GENEVA (AP) - Michel Platini has lost his appeal at the European Court of Human Rights to overturn a four-year ban from soccer for taking a $2 million payment from FIFA.
The unanimous ruling by seven judges to declare Platini’s application inadmissible was published on Thursday by the court in Strasbourg, France.
Aspects of the France great and former UEFA president’s appeal were “manifestly ill-founded,” the court said in a statement.
“The court found in particular that, having regard to the seriousness of the misconduct, the senior position held by Mr. Platini in football’s governing bodies and the need to restore the reputation of the sport and of FIFA, the sanction did not appear excessive or arbitrary,” the court said.
It’s a fifth legal defeat for Platini after the evidence and fairness of the case was found proven by FIFA’s ethics and appeals committees, the Court of Arbitration for Sport, and Switzerland’s supreme court.
The allegations that emerged against Platini in September 2015 ended his FIFA presidential campaign to succeed Sepp Blatter and removed him from office as UEFA president.
The former FIFA vice president now must pay soccer’s world body a fine of 60,000 Swiss francs ($62,800) to be eligible for an active role in soccer. Platini said in October he would not pay while the European ruling was pending.
Platini was linked to an advisory role with the French president of the global players’ union FIFPro, which distanced itself from the speculation in January.
The case related to a $2 million payment to Platini in 2011, authorized by FIFA’s then-president Blatter as uncontracted salary for work as an adviser a decade earlier.

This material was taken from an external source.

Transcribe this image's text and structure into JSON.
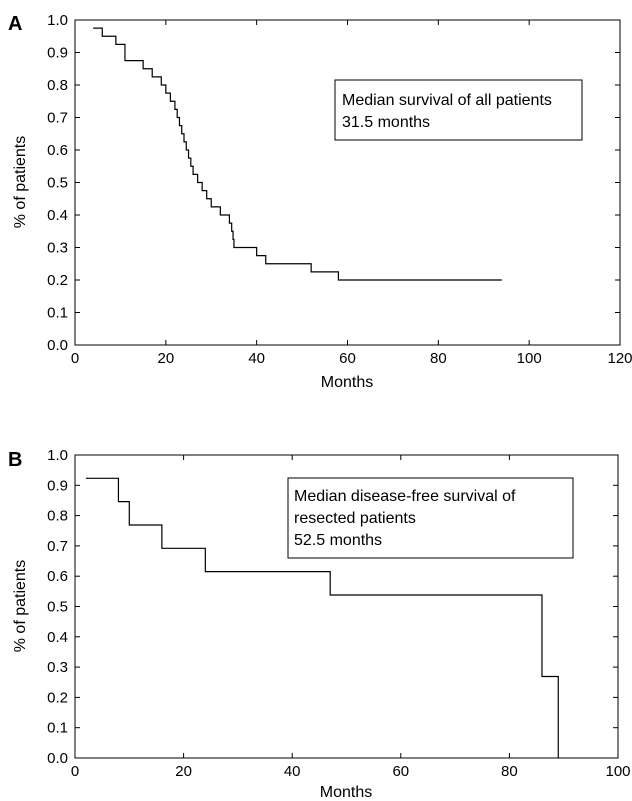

Blatter is serving a six-year ban.
Platini’s four-year ban, reduced from six at a 2016 appeal case at the Court of Arbitration for Sport, expired in October.

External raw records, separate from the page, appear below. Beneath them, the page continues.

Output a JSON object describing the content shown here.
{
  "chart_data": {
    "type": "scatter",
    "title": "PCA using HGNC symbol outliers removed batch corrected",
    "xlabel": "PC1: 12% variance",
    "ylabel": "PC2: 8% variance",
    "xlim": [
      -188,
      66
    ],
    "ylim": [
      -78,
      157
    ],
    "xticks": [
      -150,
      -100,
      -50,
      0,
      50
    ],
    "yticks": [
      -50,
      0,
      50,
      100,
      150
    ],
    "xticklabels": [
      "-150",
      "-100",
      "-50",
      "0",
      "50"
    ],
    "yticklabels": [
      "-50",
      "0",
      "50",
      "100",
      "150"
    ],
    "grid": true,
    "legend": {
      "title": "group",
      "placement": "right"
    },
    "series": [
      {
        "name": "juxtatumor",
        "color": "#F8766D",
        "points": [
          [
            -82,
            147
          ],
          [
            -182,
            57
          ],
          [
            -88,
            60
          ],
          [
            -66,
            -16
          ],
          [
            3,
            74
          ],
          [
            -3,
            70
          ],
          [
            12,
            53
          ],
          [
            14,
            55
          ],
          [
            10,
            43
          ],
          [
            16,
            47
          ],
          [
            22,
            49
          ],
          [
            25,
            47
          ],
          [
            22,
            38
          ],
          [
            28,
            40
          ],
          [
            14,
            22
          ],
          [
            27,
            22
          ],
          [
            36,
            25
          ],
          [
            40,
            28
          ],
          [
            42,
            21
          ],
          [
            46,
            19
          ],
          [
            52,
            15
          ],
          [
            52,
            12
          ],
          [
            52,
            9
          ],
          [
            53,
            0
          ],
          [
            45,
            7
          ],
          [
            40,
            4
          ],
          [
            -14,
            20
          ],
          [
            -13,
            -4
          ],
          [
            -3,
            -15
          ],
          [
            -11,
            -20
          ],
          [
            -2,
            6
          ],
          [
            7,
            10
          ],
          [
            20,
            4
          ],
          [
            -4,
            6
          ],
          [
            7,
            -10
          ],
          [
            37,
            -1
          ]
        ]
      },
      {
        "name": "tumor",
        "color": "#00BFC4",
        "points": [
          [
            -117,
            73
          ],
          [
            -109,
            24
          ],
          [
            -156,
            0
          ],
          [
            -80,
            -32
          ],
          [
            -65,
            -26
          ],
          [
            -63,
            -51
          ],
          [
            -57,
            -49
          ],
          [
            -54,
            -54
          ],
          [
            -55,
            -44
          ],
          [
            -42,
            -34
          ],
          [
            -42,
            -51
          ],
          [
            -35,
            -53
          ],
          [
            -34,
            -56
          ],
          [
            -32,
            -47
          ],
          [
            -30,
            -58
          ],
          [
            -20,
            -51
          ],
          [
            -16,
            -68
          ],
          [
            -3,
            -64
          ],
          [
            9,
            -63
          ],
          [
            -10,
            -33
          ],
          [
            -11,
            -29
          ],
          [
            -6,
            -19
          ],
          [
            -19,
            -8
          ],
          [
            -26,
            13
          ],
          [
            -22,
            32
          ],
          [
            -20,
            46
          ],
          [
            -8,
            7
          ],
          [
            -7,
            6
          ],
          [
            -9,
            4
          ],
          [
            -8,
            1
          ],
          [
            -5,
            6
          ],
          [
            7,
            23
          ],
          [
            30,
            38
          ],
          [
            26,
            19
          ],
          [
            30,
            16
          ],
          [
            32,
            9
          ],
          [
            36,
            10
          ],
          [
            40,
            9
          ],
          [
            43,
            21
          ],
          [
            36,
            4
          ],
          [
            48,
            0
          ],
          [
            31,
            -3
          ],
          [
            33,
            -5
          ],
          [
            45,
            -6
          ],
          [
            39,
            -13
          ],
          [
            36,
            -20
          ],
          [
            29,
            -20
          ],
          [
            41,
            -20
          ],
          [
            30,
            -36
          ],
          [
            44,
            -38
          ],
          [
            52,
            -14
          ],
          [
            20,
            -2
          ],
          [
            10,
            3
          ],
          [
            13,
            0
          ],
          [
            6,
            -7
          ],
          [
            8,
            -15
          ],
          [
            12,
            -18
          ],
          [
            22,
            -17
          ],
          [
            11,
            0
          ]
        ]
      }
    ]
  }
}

The European court said Platini challenged the CAS judgment on three grounds: Right to a fair hearing, that FIFA rules had been used retrospectively against him, and that the ban was excessive.
Platini and Blatter are being pursued by FIFA to recover the $2 million through a civil court claim in Switzerland.
FIFA said in December any money recovered, plus interest, would be “fully channelled back into football development, which is where the money should have gone in the first place.”
In a separate legal suit announced last November, Platini is claiming up to $3 million from UEFA as salary and bonuses due in his contract as president.